The lady, returning as he restored it to his
pocket, mixed rum and water for the party, not forgetting her fair self,
and handed to every one his glass. When all were supplied, Mr Rugg rose,
and silently holding out his glass at arm's length above the centre of
the table, by that gesture invited the other three to add theirs, and to
unite in a general conspiratorial clink. The ceremony was effective up
to a certain point, and would have been wholly so throughout, if Miss
Rugg, as she raised her glass to her lips in completion of it, had not
happened to look at Young John; when she was again so overcome by the
contemptible comicality of his disinterestedness as to splutter some
ambrosial drops of rum and water around, and withdraw in confusion.
Such was the dinner without precedent, given by Pancks at Pentonville;
and such was the busy and strange life Pancks led. The only waking
moments at which he appeared to relax from his cares, and to recreate
himself by going anywhere or saying anything without a pervading object,
were when he showed a dawning interest in the lame foreigner with the
stick, down Bleeding Heart Yard.
The foreigner, by name John Baptist Cavalletto--they called him Mr
Baptist in the Yard--was such a chirping, easy, hopeful little fellow,
that his attraction for Pancks was probably in the force of contrast.
Solitary, weak, and scantily acquainted with the most necessary words
of the only language in which he could communicate with the people about
him, he went with the stream of his fortunes, in a brisk way that was
new in those parts. With little to eat, and less to drink, and nothing
to wear but what he wore upon him, or had brought tied up in one of the
smallest bundles that ever were seen, he put as bright a face upon it as
if he were in the most flourishing circumstances when he first hobbled
up and down the Yard, humbly propitiating the general good-will with his
white teeth.
It was uphill work for a foreigner, lame or sound, to make his way with
the Bleeding Hearts. In the first place, they were vaguely persuaded
that every foreigner had a knife about him; in the second, they held it
to be a sound constitutional national axiom that he ought to go home to
his own country.
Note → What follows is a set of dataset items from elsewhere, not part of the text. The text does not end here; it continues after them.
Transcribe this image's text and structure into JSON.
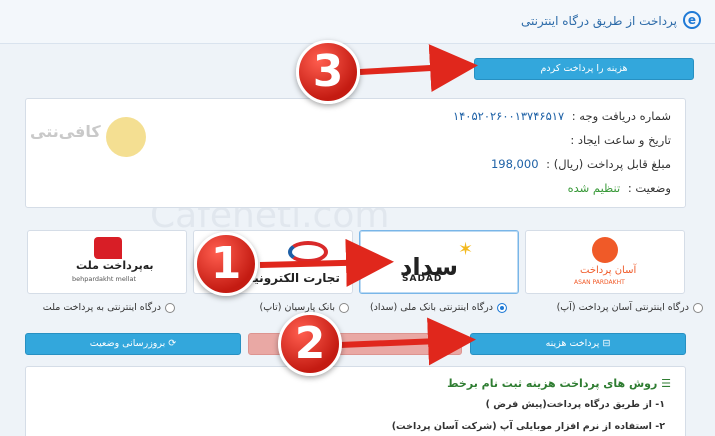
{
  "header": {
    "title": "پرداخت از طریق درگاه اینترنتی",
    "icon": "ie-icon"
  },
  "confirm_button": "هزینه را پرداخت کردم",
  "info": {
    "receipt_label": "شماره دریافت وجه :",
    "receipt_value": "۱۴۰۵۲۰۲۶۰۰۱۳۷۴۶۵۱۷",
    "created_label": "تاریخ و ساعت ایجاد :",
    "amount_label": "مبلغ قابل پرداخت (ریال) :",
    "amount_value": "198,000",
    "status_label": "وضعیت :",
    "status_value": "تنظیم شده"
  },
  "watermark": {
    "brand": "کافی‌نتی",
    "site": "Cafeneti.com"
  },
  "gateways": [
    {
      "label": "درگاه اینترنتی آسان پرداخت (آپ)",
      "logo_fa": "آسان پرداخت",
      "logo_en": "ASAN PARDAKHT",
      "selected": false
    },
    {
      "label": "درگاه اینترنتی بانک ملی (سداد)",
      "logo_fa": "سداد",
      "logo_en": "SADAD",
      "selected": true
    },
    {
      "label": "بانک پارسیان (تاپ)",
      "logo_fa": "تجارت الکترونیک",
      "selected": false
    },
    {
      "label": "درگاه اینترنتی به پرداخت ملت",
      "logo_fa": "به‌پرداخت ملت",
      "logo_en": "behpardakht mellat",
      "selected": false
    }
  ],
  "actions": {
    "pay": "پرداخت هزینه",
    "refresh": "بروزرسانی وضعیت"
  },
  "methods": {
    "title": "روش های پرداخت هزینه ثبت نام برخط",
    "items": [
      "۱- از طریق درگاه پرداخت(پیش فرض )",
      "۲- استفاده از نرم افزار موبایلی آپ (شرکت آسان پرداخت)"
    ]
  },
  "markers": [
    "1",
    "2",
    "3"
  ],
  "colors": {
    "accent": "#33a7dc",
    "marker": "#d42a1f",
    "status_green": "#3a9a3a"
  }
}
They never thought of inquiring how many of their own
countrymen would be returned upon their hands from divers parts of the
world, if the principle were generally recognised; they considered it
particularly and peculiarly British. In the third place, they had a
notion that it was a sort of Divine visitation upon a foreigner that he
was not an Englishman, and that all kinds of calamities happened to
his country because it did things that England did not, and did not do
things that England did. In this belief, to be sure, they had long been
carefully trained by the Barnacles and Stiltstalkings, who were always
proclaiming to them, officially, that no country which failed to submit
itself to those two large families could possibly hope to be under the
protection of Providence; and who, when they believed it, disparaged
them in private as the most prejudiced people under the sun.